Iranian Gold Miners Lashed for Protesting Layoffs
Seventeen miners in northwestern Iran have been lashed on orders of the Judiciary after their employer sued them for protesting the firing of hundreds of their colleagues, the semi-official Iranian Labor News Agency (ILNA) reported on May 25, 2016.
In December 2014, miners at the Agh Darreh gold mine in West Azerbaijan Province protested in front of the mine’s guard station after 350 miners were laid off. Pouya Zarkan, the company that operates the mine, filed a complaint and 17 of the miners were summoned to court.
The miners were sentenced to between 30 to 100 lashes each and fined up to five million rials ($164 USD) based on two separate court rulings made in the city of Takab, according to their lawyer Vahid Yari, who represented all 17 miners.
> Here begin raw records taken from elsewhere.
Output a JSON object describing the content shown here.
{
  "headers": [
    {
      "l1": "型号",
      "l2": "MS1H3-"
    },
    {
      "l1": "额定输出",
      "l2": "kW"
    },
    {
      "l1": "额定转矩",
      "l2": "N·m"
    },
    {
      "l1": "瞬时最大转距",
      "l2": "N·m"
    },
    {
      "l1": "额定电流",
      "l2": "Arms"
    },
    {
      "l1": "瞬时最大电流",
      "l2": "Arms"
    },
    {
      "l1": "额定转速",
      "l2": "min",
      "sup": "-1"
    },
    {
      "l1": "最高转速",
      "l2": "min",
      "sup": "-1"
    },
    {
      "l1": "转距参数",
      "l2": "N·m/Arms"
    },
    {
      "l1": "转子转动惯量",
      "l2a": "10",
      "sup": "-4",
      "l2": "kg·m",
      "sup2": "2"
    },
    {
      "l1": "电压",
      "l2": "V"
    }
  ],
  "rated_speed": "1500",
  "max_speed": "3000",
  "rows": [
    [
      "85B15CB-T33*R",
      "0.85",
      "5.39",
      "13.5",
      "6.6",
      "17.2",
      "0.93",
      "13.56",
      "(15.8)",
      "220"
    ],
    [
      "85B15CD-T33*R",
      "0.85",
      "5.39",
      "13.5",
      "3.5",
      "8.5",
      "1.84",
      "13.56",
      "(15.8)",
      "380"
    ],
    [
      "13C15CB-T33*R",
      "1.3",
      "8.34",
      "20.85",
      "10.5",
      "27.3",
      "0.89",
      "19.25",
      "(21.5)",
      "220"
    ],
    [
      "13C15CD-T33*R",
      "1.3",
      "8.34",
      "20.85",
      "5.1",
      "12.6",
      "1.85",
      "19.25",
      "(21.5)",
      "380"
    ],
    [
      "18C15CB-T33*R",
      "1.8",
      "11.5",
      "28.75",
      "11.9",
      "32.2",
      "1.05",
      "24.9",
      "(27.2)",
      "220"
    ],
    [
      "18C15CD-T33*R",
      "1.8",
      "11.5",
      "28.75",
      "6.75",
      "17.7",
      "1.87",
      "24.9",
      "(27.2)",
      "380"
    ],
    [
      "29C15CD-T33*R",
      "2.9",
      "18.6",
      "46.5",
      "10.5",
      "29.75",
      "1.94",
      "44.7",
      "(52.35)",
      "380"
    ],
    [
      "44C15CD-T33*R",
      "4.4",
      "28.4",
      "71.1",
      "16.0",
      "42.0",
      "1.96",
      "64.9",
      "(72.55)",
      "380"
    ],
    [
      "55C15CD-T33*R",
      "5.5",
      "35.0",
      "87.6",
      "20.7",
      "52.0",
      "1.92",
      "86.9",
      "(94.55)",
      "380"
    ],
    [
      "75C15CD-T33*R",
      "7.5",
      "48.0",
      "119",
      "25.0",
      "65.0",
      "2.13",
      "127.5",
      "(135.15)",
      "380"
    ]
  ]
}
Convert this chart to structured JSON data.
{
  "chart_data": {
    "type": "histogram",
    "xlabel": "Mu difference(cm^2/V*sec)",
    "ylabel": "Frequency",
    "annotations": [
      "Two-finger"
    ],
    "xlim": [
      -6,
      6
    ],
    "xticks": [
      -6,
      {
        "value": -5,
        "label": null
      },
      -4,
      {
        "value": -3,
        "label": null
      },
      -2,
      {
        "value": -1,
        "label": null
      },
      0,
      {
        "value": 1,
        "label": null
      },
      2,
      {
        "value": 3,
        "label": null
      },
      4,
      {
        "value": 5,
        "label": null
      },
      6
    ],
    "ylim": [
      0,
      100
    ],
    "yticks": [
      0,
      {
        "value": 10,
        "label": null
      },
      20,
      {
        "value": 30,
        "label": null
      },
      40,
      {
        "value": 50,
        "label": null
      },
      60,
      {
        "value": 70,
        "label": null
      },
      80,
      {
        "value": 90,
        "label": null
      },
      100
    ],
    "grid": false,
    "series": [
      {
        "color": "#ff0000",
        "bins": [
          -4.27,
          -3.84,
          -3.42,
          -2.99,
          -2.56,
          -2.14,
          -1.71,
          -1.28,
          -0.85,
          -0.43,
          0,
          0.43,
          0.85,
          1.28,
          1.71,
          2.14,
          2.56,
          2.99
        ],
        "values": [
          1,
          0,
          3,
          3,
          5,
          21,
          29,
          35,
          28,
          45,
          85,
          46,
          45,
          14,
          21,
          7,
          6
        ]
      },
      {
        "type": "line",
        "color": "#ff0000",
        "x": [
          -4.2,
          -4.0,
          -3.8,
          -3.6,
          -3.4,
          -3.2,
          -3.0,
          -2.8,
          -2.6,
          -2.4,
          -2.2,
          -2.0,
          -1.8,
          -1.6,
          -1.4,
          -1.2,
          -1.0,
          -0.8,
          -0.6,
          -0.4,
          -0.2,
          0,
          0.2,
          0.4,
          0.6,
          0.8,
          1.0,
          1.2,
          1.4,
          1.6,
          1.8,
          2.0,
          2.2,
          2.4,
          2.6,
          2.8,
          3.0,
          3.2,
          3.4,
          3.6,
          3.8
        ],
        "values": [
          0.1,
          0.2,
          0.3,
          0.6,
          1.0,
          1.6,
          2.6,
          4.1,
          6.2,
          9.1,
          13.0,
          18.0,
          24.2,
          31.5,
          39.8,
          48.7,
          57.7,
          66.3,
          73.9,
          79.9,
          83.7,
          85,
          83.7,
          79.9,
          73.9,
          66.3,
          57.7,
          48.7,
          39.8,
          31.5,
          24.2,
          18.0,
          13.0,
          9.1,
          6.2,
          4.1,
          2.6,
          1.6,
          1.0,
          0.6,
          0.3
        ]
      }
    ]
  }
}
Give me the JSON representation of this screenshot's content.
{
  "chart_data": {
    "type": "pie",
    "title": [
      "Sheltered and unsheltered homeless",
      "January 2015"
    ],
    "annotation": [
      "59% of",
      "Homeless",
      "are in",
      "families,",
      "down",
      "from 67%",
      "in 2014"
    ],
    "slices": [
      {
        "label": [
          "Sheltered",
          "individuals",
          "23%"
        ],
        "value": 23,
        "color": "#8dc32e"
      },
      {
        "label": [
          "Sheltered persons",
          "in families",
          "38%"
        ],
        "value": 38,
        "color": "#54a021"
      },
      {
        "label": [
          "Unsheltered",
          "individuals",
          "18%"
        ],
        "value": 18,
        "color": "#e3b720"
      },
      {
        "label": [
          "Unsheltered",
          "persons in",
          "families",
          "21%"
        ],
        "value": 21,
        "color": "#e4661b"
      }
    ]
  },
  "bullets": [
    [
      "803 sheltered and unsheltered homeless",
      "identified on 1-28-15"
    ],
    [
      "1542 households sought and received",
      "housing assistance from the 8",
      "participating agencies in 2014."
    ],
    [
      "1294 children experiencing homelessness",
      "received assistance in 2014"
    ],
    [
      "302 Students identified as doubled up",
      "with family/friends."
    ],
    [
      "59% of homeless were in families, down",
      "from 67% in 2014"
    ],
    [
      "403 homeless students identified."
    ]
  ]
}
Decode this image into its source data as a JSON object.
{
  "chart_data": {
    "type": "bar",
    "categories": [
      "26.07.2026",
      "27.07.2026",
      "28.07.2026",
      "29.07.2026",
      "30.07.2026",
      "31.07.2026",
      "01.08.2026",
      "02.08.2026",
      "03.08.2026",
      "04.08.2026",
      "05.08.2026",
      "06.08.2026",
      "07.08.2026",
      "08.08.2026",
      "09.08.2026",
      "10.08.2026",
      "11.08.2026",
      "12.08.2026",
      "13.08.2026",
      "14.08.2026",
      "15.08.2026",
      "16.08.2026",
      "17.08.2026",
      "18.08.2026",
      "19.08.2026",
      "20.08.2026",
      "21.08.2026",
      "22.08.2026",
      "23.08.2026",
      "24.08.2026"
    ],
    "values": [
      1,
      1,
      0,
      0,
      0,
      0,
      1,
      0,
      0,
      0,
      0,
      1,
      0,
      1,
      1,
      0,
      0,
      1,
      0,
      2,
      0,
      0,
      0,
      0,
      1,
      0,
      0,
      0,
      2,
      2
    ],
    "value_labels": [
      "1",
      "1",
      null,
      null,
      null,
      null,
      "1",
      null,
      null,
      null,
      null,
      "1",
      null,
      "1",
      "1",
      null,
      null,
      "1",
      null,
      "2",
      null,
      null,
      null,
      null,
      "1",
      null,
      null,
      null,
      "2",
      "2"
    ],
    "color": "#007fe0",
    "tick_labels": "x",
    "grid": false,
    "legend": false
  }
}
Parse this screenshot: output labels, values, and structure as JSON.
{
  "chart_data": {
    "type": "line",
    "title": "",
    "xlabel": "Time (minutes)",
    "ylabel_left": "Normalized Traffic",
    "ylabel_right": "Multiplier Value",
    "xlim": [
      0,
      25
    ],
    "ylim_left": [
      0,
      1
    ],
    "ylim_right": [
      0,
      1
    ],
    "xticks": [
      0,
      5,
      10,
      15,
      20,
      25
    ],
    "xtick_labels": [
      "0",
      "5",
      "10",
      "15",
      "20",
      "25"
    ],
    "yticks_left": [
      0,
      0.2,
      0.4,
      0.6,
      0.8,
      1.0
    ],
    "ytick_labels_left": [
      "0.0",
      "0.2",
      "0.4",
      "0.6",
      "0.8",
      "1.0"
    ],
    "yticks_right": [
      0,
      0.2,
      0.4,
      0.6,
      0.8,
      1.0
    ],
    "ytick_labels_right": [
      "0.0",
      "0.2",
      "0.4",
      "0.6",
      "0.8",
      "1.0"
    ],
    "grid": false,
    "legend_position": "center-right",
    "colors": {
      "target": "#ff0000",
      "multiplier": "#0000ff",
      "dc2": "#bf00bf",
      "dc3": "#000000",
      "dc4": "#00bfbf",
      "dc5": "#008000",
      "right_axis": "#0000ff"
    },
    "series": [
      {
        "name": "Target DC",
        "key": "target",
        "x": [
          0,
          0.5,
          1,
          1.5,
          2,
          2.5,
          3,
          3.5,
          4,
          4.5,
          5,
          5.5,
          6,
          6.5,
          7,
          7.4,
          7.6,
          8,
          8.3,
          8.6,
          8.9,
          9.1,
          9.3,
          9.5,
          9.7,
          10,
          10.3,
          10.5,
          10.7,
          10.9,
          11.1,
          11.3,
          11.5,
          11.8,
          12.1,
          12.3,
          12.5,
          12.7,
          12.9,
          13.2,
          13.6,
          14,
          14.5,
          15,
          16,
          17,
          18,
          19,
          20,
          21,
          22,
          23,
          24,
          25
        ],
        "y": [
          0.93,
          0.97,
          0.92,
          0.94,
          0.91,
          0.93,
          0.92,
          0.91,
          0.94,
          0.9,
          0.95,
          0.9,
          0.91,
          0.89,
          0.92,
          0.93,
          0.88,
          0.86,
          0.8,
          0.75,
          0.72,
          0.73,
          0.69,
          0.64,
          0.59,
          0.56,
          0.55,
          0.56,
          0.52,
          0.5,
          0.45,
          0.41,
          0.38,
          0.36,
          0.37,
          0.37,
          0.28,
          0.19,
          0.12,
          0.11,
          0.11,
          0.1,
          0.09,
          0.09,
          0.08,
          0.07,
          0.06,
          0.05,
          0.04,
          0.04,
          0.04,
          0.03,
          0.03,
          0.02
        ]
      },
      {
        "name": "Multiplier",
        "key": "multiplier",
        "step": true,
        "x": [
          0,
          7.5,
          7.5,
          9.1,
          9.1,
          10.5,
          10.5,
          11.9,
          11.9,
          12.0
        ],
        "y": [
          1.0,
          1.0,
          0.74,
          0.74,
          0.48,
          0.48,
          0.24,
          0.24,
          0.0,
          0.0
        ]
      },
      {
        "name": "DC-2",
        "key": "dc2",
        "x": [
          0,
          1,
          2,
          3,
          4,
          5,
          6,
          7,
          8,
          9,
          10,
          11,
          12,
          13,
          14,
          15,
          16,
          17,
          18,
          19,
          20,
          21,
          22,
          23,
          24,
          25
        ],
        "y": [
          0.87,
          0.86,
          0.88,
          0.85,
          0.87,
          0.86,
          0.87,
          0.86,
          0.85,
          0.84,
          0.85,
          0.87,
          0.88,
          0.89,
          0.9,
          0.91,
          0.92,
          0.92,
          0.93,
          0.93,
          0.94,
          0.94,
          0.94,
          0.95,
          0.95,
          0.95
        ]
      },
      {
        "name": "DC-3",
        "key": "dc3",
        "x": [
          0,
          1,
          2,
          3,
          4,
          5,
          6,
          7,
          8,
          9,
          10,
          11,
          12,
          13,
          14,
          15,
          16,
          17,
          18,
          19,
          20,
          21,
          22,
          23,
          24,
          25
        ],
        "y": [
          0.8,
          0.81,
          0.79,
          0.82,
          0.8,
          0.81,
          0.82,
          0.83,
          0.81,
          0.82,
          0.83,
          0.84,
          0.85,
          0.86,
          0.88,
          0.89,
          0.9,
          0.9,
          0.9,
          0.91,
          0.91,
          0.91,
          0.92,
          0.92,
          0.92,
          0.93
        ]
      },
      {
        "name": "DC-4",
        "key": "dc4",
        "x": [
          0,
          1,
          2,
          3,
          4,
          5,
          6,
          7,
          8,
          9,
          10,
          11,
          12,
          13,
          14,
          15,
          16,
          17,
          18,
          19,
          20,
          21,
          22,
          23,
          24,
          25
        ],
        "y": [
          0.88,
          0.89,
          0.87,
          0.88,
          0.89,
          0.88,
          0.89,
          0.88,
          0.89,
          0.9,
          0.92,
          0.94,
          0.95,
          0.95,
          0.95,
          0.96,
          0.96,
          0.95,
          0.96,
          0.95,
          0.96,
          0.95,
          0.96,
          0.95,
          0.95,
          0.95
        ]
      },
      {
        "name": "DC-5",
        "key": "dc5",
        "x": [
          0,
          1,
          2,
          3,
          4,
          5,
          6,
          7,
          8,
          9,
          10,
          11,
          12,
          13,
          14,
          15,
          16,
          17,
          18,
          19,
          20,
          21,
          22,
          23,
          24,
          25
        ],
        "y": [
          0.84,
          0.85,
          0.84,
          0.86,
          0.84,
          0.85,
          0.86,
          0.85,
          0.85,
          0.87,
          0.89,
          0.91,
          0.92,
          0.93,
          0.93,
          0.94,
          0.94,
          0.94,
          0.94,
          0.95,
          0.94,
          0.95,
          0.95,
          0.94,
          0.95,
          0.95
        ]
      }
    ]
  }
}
The United Nations has declared lashing a cruel and inhuman punishment tantamount to torture.
In the first court case, according to Yari, eight miners were accused of “preventing people from conducting business by brawling and creating noise,” “insulting the company guard,” “destroying the guard’s clothes and detaining him illegally,” and “deliberate destruction of the company’s sign.”
In the second case, nine miners were accused of “preventing people from conducting business by brawling and creating noise.”
In 2014 three of the workers who were fired by Pouya Zarkan attempted to commit suicide, but survived after being hospitalized, according to ILNA.
“I have been a seasonal worker with minimum wages at this mine for a few years,” one of the miners who tried to take his own life told Eghtesad News on January 3, 2015.
“Neither I nor the other workers have felt good about knowing we could be fired at any time,” he said. “When I realized that no one cares about my job and my family’s fate, I decided to end my life.”
Independent unions are not allowed to function in Iran, workers are routinely fired and risk arrest for striking, and labor leaders are prosecuted under national security charges and sentenced to long prison terms.